La leçon de Jérusalem
Anas Fawzy


Mercredi 11 novembre 2009

Pourquoi l’Etat d’Israël s’attaque-t-il de plus en plus fréquemment à la liberté du culte musulman à Jérusalem ?

C’est qu’un seuil vient d’être franchi : depuis l’agression de Gaza, Israël poursuit désormais ouvertement une politique d’expansion territoriale ayant pour objectif l’expulsion totale des Palestiniens avec, provisoirement, le confinement du peuple palestinien dans des zones territorialement limitées, sous le contrôle total des forces armées israéliennes et dans un asservissement économique dont le seul parallèle récent ne peut être trouvé que dans les bantoustans du régime raciste d’Afrique du Sud.

Affirmer cela n’est aucunement une déclaration haineuse à l’égard des juifs, mais la constatation d’un état de fait dont la confirmation vient de la bouche même des autorités israéliennes lorsqu’elles déclarent tranquillement que le « peuple juif » a besoin d’espace pour faire face à la « croissance naturelle » de sa population. Israël s’attaque désormais à l’identité palestinienne elle-même à travers ce qui fait le fondement de la vie de tout musulman : l’islam. Pour révoltante que soit cette stratégie, elle n’en possède pas moins sa logique : en ôtant aux populations palestiniennes leur identité, Israël nie leur existence et les repousse dans une sorte de sous-humanité.

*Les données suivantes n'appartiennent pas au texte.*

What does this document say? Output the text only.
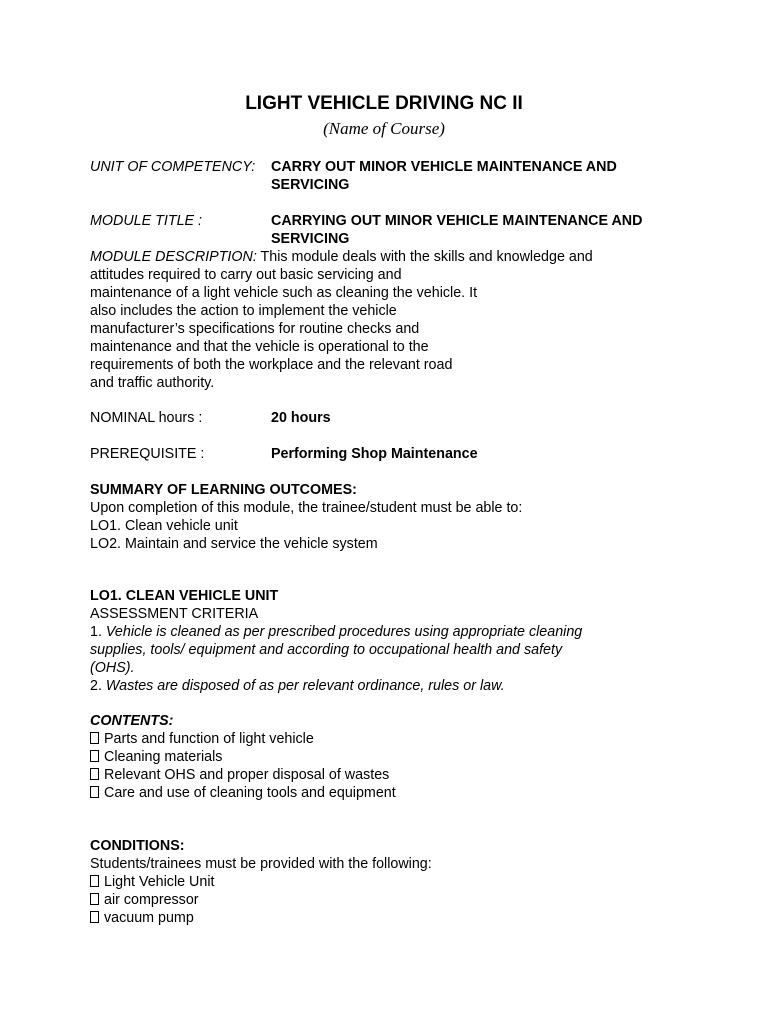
LIGHT VEHICLE DRIVING NC II
(Name of Course)
UNIT OF COMPETENCY: CARRY OUT MINOR VEHICLE MAINTENANCE AND
SERVICING
MODULE TITLE :	CARRYING OUT MINOR VEHICLE MAINTENANCE AND
SERVICING
MODULE DESCRIPTION: This module deals with the skills and knowledge and
attitudes required to carry out basic servicing and
maintenance of a light vehicle such as cleaning the vehicle. It
also includes the action to implement the vehicle
manufacturer’s specifications for routine checks and
maintenance and that the vehicle is operational to the
requirements of both the workplace and the relevant road
and traffic authority.
NOMINAL hours :	20 hours
PREREQUISITE :	Performing Shop Maintenance
SUMMARY OF LEARNING OUTCOMES:
Upon completion of this module, the trainee/student must be able to:
LO1. Clean vehicle unit
LO2. Maintain and service the vehicle system
LO1. CLEAN VEHICLE UNIT
ASSESSMENT CRITERIA
1. Vehicle is cleaned as per prescribed procedures using appropriate cleaning
supplies, tools/ equipment and according to occupational health and safety
(OHS).
2. Wastes are disposed of as per relevant ordinance, rules or law.
CONTENTS:
Parts and function of light vehicle
Cleaning materials
Relevant OHS and proper disposal of wastes
Care and use of cleaning tools and equipment
CONDITIONS:
Students/trainees must be provided with the following:
Light Vehicle Unit
air compressor
vacuum pump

Lorsque l’on regarde une carte de Palestine, on ne peut pas manquer d’être frappé de la lente unification territoriale israélienne aux dépens des Palestiniens. Qui peut affirmer aujourd’hui qu’avec le contrôle des eaux du Jourdain, Israël ne va pas soudain « découvrir » que l’unification territoriale totale de la Palestine passe par la « rationalisation » des enclaves palestiniennes et une seconde émigration forcée vers d’autres territoires ? C’est aux Etats voisins que, tôt ou tard, la question palestinienne sera posée. Israël proclame son acceptation d’une solution pacifique, mais la rend concrètement impraticable : l’extraordinaire morcellement territorial et la réduction lente mais inexorable des surfaces enlèvent toute réalité pratique à cette solution. Les zones palestiniennes ressemblent de plus en plus aux réserves indiennes en Amérique du Nord : selon les besoins, les frontières sont redessinées.

Tout ceci est sinistre mais connu, ce qui reste obscur c’est la solution. Il faut admettre une fois pour toutes qu’Israël a besoin de la guerre et du fantasme terroriste, pas les peuples de la région et encore moins les Palestiniens. Tout ce qui va dans le sens de la paix est une arme dirigée contre Israël, et tout ce qui va dans le sens de la guerre et de la violence est une arme qui lui est fournie.

Les Palestiniens sont supposés maintenant posséder un Etat : aux yeux des populations palestiniennes elles-mêmes, cela a-t-il un sens ? Du côté palestinien, les errements du Fatah ont facilité la création de deux entités palestiniennes qui ne se parlent que du bout des lèvres et sous la pression permanente de l’Egypte qui a la lucidité de comprendre qu’une Palestine à deux vitesses est la mort de l’Etat palestinien. Un peuple n’existe que s’il poursuit une grande idée commune : quelle est cette idée ? L’idée d’un Etat ne suffit pas : c’est un outil politique et non une grande idée qui concentre les énergies comme le sont l’identité ou la liberté ou la paix.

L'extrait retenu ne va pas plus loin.